O aumento no consumo da bebida ainda tem sido considerado tímido. Porém, a badalação em torno do saquê vem aumentando nos últimos anos, não somente no Japão mas, também, no exterior. Só que ainda há pouca informação em português para quem quer aprender mais sobre a bebida, mesmo para nós que vivemos aqui na Terra do Sol Nascente. Neste texto, quero compartilhar a informação que você precisa ter para ser um apreciador do saquê, esta bebida japonesa que carrega tanta história, tradição e, claro, uma boa dose de álcool.


"Todas" as bebidas do Japão

Fora do Japão, sake (assim como sua versão aportuguesada ‘saquê’) muitas vezes é usado como um nome genérico para todas as bebidas alcoólicas tradicionais do Japão. No entanto, existem pelo menos três tipos de bebidas completamente diferentes colocadas sob esse rótulo. O nihonshu, feito de arroz, talvez seja o goró japonês mais consumido fora do país. Fermentada, a bebida costuma ter entre 16 e 18 por cento de teor alcóolico, o mais alto nesta categoria etílica que inclui, ainda, o vinho e a cerveja.


Além do nihonshu, os japoneses produzem tradicionalmente o shōchū e o awamori. O primeiro é destilado e feito com diversos ingredientes, como arroz, cevada, batata-doce, trigo sarraceno e kokutō, um tipo de açúcar japonês que pode ser comparado com o mascavo. O teor alcoólico fica entre 25 e 35 por cento de acordo com o método de produção. Já o awamori, típico da província de Okinawa, é um destilado feito com um tipo específico de arroz, da espécie Oryza sativa, e tem entre 30 a 43 por cento de teor alcóolico. Cada uma dessas variedades é um universo em si mesmo e merece uma reportagem só para ela. Por isso, nesta edição, a gente se foca no nihonshu que, aqui e ali, vai ser chamado simplesmente de saquê.


Produzindo o saquê

O arroz é a matéria-prima principal do saquê. Mas não é qualquer arroz. Para fazer a bebida é usado um tipo especial chamado genericamente de sakamai. Ele difere do gohan (lê-se 'go-ran') nosso de cada dia, o arroz de mesa consumido no Japão, por ser mais gordinho e conter uma versão maior do shinpaku, uma reserva de amido que fica no centro do grão de arroz.



Além do amido, o grão de arroz contêm gorduras e proteínas que tiram o sabor refinado da bebida. Por isso, o maior desafio na fabricação de saquês de alta qualidade é se ver livre dessas substâncias pouco nobres. Nesse caso, as diversas variedades de sakamai levam vantagem porque, com o amido concentrado no meio do grão, basta polir o arroz até retirar o máximo possível da parte que é indesejada.
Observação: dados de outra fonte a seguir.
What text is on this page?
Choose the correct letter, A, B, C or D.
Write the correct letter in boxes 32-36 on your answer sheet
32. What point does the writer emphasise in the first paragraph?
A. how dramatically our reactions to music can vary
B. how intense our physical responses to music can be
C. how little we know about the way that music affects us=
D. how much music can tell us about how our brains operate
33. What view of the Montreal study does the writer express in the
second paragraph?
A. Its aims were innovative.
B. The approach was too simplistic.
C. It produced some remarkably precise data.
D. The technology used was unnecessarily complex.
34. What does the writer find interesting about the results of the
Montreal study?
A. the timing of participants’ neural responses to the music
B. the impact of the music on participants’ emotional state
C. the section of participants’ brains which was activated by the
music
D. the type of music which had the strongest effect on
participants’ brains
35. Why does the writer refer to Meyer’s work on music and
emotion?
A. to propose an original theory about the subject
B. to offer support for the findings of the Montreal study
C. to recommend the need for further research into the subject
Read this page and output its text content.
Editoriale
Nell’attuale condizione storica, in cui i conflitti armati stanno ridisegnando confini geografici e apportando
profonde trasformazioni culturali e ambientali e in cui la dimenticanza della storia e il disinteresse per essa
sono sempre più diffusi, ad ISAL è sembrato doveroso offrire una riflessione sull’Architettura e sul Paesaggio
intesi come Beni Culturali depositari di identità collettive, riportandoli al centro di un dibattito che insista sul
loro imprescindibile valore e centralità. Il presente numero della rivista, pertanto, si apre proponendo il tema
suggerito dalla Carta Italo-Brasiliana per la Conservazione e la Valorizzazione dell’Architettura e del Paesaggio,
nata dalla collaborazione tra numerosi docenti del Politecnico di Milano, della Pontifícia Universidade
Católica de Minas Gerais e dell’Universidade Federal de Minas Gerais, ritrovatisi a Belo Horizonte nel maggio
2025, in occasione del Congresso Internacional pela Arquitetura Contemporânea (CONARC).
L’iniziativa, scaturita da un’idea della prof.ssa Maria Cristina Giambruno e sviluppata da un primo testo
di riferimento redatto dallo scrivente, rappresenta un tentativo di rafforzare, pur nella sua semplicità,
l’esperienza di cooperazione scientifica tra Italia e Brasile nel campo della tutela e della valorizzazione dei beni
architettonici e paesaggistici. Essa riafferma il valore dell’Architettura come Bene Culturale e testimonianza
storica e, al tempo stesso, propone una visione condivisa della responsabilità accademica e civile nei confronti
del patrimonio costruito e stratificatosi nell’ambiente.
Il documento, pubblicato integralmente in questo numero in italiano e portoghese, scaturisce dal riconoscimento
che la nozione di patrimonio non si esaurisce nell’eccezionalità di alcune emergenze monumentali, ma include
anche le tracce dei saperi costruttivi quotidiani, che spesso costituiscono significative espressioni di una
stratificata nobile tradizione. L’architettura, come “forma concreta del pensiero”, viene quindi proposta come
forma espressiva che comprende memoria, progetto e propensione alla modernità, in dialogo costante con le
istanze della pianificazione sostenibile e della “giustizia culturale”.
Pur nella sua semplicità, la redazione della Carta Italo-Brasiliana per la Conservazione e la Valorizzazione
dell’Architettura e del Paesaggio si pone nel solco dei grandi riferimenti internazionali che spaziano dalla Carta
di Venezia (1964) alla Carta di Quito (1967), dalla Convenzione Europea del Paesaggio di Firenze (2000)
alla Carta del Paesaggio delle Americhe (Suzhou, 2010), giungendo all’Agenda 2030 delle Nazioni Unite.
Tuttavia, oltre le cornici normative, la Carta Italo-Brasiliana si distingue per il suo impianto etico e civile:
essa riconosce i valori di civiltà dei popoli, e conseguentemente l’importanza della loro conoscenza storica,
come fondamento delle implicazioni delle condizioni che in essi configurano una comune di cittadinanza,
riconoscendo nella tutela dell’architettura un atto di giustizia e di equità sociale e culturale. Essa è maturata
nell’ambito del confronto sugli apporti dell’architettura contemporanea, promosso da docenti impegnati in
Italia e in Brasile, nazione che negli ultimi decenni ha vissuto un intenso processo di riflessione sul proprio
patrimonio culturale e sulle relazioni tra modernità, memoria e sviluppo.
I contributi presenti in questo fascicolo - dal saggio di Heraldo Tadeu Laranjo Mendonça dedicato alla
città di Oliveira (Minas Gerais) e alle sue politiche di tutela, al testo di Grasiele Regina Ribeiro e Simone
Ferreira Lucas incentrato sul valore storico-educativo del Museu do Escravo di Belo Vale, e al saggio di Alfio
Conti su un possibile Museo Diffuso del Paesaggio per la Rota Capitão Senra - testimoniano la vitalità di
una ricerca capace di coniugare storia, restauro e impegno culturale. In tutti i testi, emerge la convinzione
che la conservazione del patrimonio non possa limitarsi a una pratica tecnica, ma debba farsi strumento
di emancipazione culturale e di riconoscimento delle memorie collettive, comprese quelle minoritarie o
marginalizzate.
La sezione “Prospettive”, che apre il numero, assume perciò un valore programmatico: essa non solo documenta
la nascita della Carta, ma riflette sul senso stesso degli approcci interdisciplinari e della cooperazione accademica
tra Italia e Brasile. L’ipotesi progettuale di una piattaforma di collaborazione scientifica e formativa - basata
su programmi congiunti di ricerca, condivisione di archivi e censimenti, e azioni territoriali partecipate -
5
Os saquês de alta qualidade são classificados pelo grau de polimento do arroz. Quanto menos do grão de arroz é utilizado na produção da bebida, melhor fica o sabor já que, durante o polimento, são descartadas as partes mais gordurosas e proteicas do cereal. Quando o saquê é produzido com 50% ou menos do grão de arroz, ele é chamado de daiginjō (lê-se ‘dai-guin-jô’) e é considerado de altíssima qualidade. Se a proporção usada de arroz fica entre mais de 50% e até 60%, a bebida ganha a classificação de ginjō (lê-se ‘guin-jô’). Não é o melhor de todos os saquê mas, ainda assim, é um goró de alto nível.


Onipresente bolor

Quando a gente se muda para o Japão, parece que descobre magicamente uma categoria de seres vivos que só tinha visto em desenhos animados: os bolores. Não que eles não estejam presentes no Brasil, muito pelo contrário. Acontece que lá temos tanto horror aos fungos que praticamente os desprezamos.
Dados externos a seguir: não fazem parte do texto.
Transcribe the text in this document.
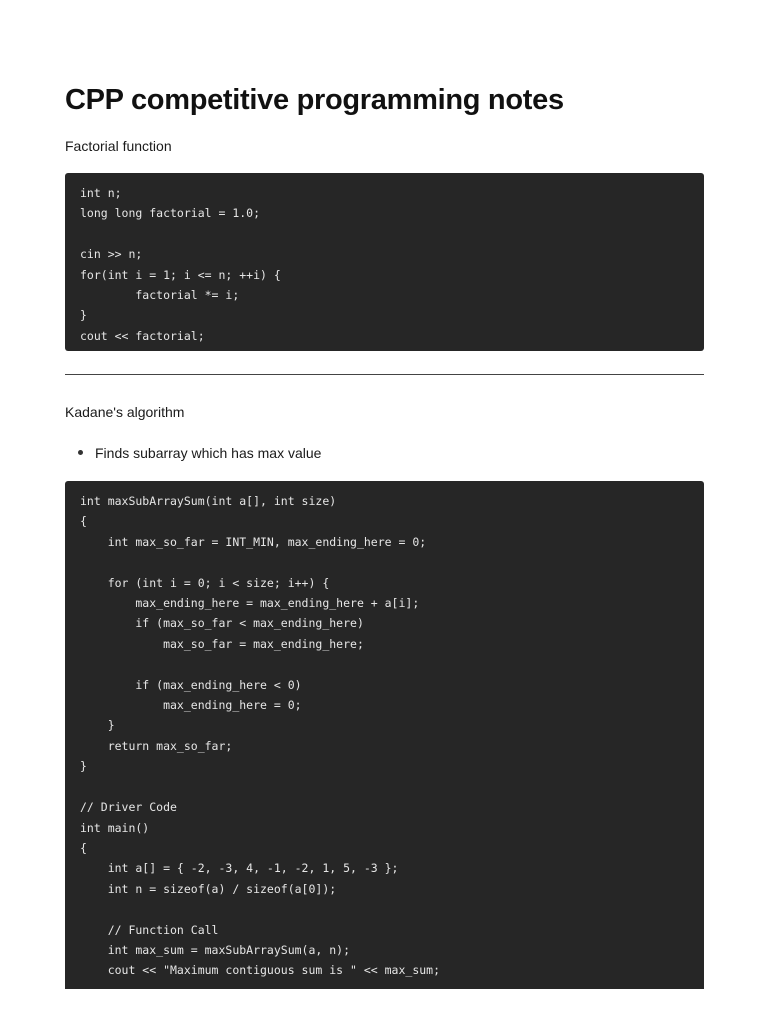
CPP competitive programming notes

Factorial function

int n;
long long factorial = 1.0;

cin >> n;
for(int i = 1; i <= n; ++i) {
factorial *= i;
}
cout << factorial;

Kadane's algorithm

Finds subarray which has max value
int maxSubArraySum(int a[], int size)
{
int max_so_far = INT_MIN, max_ending_here = 0;

for (int i = 0; i < size; i++) {
max_ending_here = max_ending_here + a[i];
if (max_so_far < max_ending_here)
max_so_far = max_ending_here;

if (max_ending_here < 0)
max_ending_here = 0;
}
return max_so_far;
}

// Driver Code
int main()
{
int a[] = { -2, -3, 4, -1, -2, 1, 5, -3 };
int n = sizeof(a) / sizeof(a[0]);

// Function Call
int max_sum = maxSubArraySum(a, n);
cout << "Maximum contiguous sum is " << max_sum;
No Japão, essa categoria de organismos ganha um outro status. Dezenas de fungos comestíveis são utilizados nas refeições, por exemplo. Mas eles são apenas a ponta micológica do iceberg da cultura gastronômica japonesa. Daquele molho de soja shoyu inocente que a gente usa para dar sabor no yakissoba até as onipresentes conservas do tipo tsukemono, um sem número das comidas tradicionais do país é fermentada, ou seja, chega às nossas mesas depois da ação de algum fungo.
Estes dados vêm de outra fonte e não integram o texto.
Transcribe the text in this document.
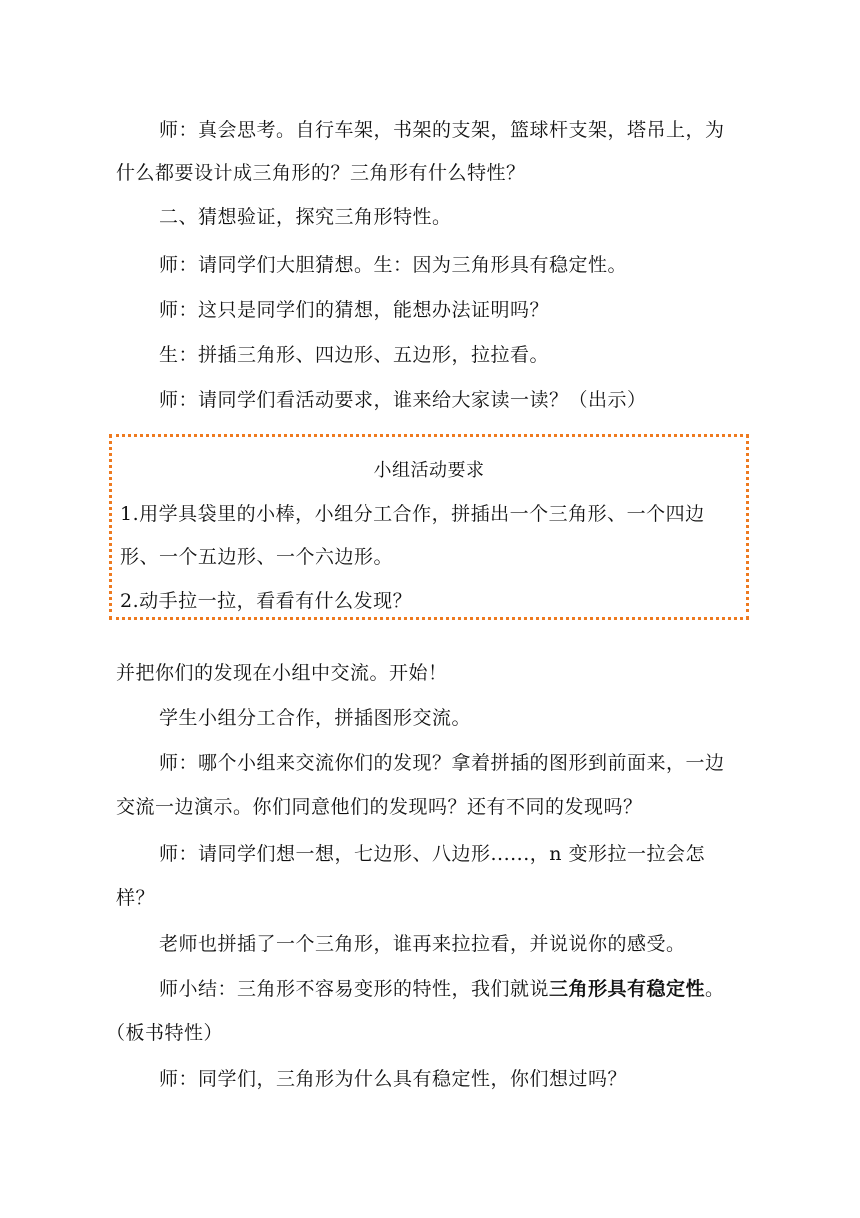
师：真会思考。自行车架，书架的支架，篮球杆支架，塔吊上，为
什么都要设计成三角形的？三角形有什么特性？
二、猜想验证，探究三角形特性。
师：请同学们大胆猜想。生：因为三角形具有稳定性。
师：这只是同学们的猜想，能想办法证明吗？
生：拼插三角形、四边形、五边形，拉拉看。
师：请同学们看活动要求，谁来给大家读一读？（出示）
小组活动要求
1.用学具袋里的小棒，小组分工合作，拼插出一个三角形、一个四边
形、一个五边形、一个六边形。
2.动手拉一拉，看看有什么发现？
并把你们的发现在小组中交流。开始！
学生小组分工合作，拼插图形交流。
师：哪个小组来交流你们的发现？拿着拼插的图形到前面来，一边
交流一边演示。你们同意他们的发现吗？还有不同的发现吗？
师：请同学们想一想，七边形、八边形......，n 变形拉一拉会怎
样？
老师也拼插了一个三角形，谁再来拉拉看，并说说你的感受。
师小结：三角形不容易变形的特性，我们就说三角形具有稳定性。
（板书特性）
师：同学们，三角形为什么具有稳定性，你们想过吗？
Em comum com o shoyu e o missô, o saquê tem o Aspergillus oryzae, um fungo conhecido em japonês como kōji. A espécie é tão importante para o Japão que ganhou o status de fungo nacional. Mas ela não atua sozinha na produção do saquê. Na verdade, o kōji tem uma função bem específica na fabricação da bebida. Ele é usado para o processo chamado de sacarificação, ou seja, o momento em que o amido presente no arroz é transformado em açúcar.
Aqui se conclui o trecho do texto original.